FACIAL EXPRESSION

Left: These graphs indicate weighting of dimensions that most affect the perceptions of emotions in the image set; in this case, the graphs represent the dimensions for a.) sadness and b.) anger.
Right: Examples of shape-based recognition using a shape detection algorithm.

Understanding the different categories of normal facial expressions of human emotion is essential for scientists and doctors in order to gain insights into human cognition and affect, as well as for the design of computational models and perceptual interfaces. Past research on facial expressions of emotion – as far back as Aristotle – focused on the study of six basic categories of emotion: happiness, surprise, anger, sadness, fear and disgust. However, many more facial expressions of emotion exist and are used regularly by humans.

A research group led by Aleix Martinez, Ph.D., associate professor of Electrical and Computer Engineering at The Ohio State University, is investigating several important groups of expressions, known as compound-emotion categories. Compound emotions are those that can be constructed by combining basic component categories to create new ones. For instance, happily surprised and angrily surprised are two distinct compound-emotion categories.

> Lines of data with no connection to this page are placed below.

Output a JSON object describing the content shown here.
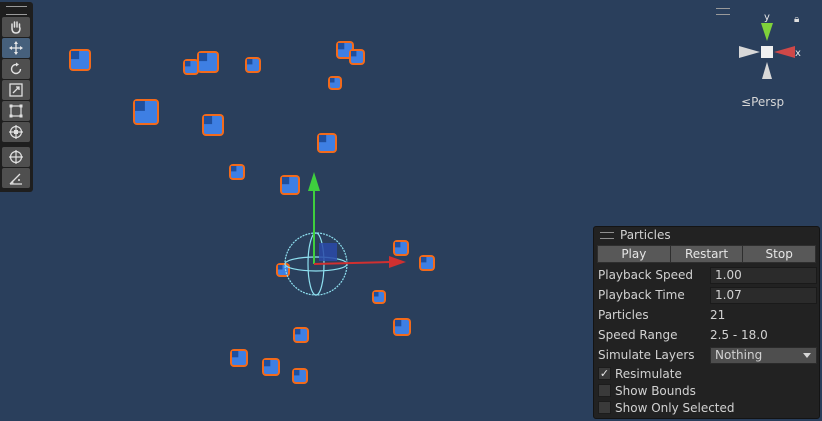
{
  "toolbar": {
    "tools": [
      {
        "icon": "hand-icon",
        "active": false
      },
      {
        "icon": "move-icon",
        "active": true
      },
      {
        "icon": "rotate-icon",
        "active": false
      },
      {
        "icon": "scale-icon",
        "active": false
      },
      {
        "icon": "rect-icon",
        "active": false
      },
      {
        "icon": "transform-icon",
        "active": false
      },
      {
        "icon": "custom-transform-icon",
        "active": false
      },
      {
        "icon": "particle-editor-icon",
        "active": false
      }
    ]
  },
  "gizmo": {
    "y_label": "y",
    "x_label": "x",
    "projection_label": "Persp",
    "projection_icon": "≤"
  },
  "particles_panel": {
    "title": "Particles",
    "buttons": {
      "play": "Play",
      "restart": "Restart",
      "stop": "Stop"
    },
    "playback_speed": {
      "label": "Playback Speed",
      "value": "1.00"
    },
    "playback_time": {
      "label": "Playback Time",
      "value": "1.07"
    },
    "particles": {
      "label": "Particles",
      "value": "21"
    },
    "speed_range": {
      "label": "Speed Range",
      "value": "2.5 - 18.0"
    },
    "simulate_layers": {
      "label": "Simulate Layers",
      "value": "Nothing"
    },
    "resimulate": {
      "label": "Resimulate",
      "checked": true
    },
    "show_bounds": {
      "label": "Show Bounds",
      "checked": false
    },
    "show_only_selected": {
      "label": "Show Only Selected",
      "checked": false
    }
  },
  "colors": {
    "background": "#2a3f5c",
    "particle_fill": "#3e7fe3",
    "selection_outline": "#f26a1b",
    "x_axis": "#d03030",
    "y_axis": "#3ecf3e",
    "emitter_wire": "#8ee0f0"
  }
}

Martinez and his colleagues leveraged computational systems of the Ohio Supercomputer Center to analyze 5,000 facial-expression images of 230 subjects, categorizing the images by which facial muscles the participants used. The Facial Action Coding System (FACS) codifies facial expressions by action units, or muscles or groups of muscles that go into making facial expressions – such as lip parts (for showing disgust), showing teeth (for expressing happiness), mouth stretch (for fear), or eyelid tightening (for anger).

“Our current work defines 21 distinct emotion categories,” Martinez explained. “An FACS analysis shows the production of these 21 categories is different from, but consistent with, the subordinate categories they represent. For example, a happily surprised expression combines muscle movements observed in happiness and surprised.”

The long-term goal of the research is to understand how emotions and other facial cues – such as identity and grammar in sign languages – are encoded and interpreted from images and, thus, how these facial movements encode the communication signal.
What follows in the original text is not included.